Maggie pulled away. How did Maureen know that Maggie’s latest obsession was adding ranch to everything?

Before she could ask, Ferris moved to the front of the crowd.

Polly leaned in close. “He looks suspiciously happy tonight.”

“He must have exciting news to share.” And she hoped like hell it was that the missing women had been found.

“Hmm.” Polly didn’t trust people easily. Especially men. But if you were going to trust anyone, it was Ferris. He was like a big teddy bear.

“Good evening, everyone.” Ferris smiled at the crowd. When his eyes settled on Maggie, they widened. “Maggie Sinclair. You’re back?”

Her cheeks bloomed, and she suddenly wanted to sink into the floor. Attention was not her friend.

“What a nice surprise,” he continued.

Polly, being the best friend in the universe, shouted, “What about me? I’m back too.”

“You never went anywhere.”

“So I have to go somewhere to get a big hello?”

The mayor chuckled and turned back to the crowd.

Maggie bumped Polly’s shoulder—a silent thank-you.

Maureen suddenly held out a flask. “Here. You might need this.”

“Why would I—”

“Trust me.”

Still frowning, she took the flask but didn’t open it.

Then, like clockwork, the door beside the stage opened and Ethan stepped in, closely followed by the other four members of his team.

Her fingers tightened on the flask.

“Shit.”

Maggie barely registered Polly’s curse. She was too focused on him.

Out there on the street, she’d tried not to stare.

Now, she could see everything.

His beautiful green eyes, which had always reminded her of that moss on the bottom of shallow water. The way his gray shirt stretched over his broad chest. And his lips… God, his lips. They’d always been beautiful. Wide and soft and so incredibly kissable.

Her belly flopped.

He looked at her, and she knew that had she been standing, she would have caved to the floor. That’s what one glance from Ethan Moore did to her. What it had always done.

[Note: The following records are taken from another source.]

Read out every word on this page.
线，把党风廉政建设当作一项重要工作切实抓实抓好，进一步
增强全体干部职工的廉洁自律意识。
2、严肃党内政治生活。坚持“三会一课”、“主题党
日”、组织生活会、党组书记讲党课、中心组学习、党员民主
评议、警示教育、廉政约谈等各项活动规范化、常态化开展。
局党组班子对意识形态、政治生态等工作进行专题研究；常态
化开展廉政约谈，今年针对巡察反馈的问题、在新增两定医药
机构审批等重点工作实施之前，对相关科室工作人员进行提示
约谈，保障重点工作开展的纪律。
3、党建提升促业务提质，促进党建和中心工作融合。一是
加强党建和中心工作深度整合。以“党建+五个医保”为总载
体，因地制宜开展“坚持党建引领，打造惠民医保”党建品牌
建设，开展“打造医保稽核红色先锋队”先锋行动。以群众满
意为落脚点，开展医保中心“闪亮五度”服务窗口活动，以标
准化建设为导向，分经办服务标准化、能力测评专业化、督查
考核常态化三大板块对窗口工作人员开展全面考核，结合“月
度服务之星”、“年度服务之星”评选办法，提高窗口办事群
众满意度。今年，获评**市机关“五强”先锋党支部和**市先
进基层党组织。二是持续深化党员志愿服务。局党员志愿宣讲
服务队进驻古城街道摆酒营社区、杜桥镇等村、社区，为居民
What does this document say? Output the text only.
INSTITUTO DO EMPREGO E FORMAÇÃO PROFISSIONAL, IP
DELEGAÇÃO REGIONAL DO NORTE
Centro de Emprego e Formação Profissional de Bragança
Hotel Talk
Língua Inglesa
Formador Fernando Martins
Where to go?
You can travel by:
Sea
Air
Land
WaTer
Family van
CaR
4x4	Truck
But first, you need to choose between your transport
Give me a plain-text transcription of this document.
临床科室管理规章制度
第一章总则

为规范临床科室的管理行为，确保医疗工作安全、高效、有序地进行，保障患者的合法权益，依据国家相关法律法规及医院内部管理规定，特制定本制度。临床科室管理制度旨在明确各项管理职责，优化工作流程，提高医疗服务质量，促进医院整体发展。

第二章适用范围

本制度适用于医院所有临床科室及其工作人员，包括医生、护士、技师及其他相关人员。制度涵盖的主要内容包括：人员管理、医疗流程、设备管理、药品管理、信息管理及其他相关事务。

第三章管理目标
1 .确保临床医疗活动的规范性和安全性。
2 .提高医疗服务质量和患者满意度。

The mayor continued to talk, but she barely heard a thing he said. At least until Polly shifted forward on her seat and called out, “What did you say?”

The mayor cleared his throat. “I said, that due to the recent missing people and the increased crime in our town over the last few years, Ethan Moore and his team will be forming an elite search and rescue team to get this town safe again.”

Maggie’s jaw dropped, and she looked back at Ethan to see his eyes directly on her.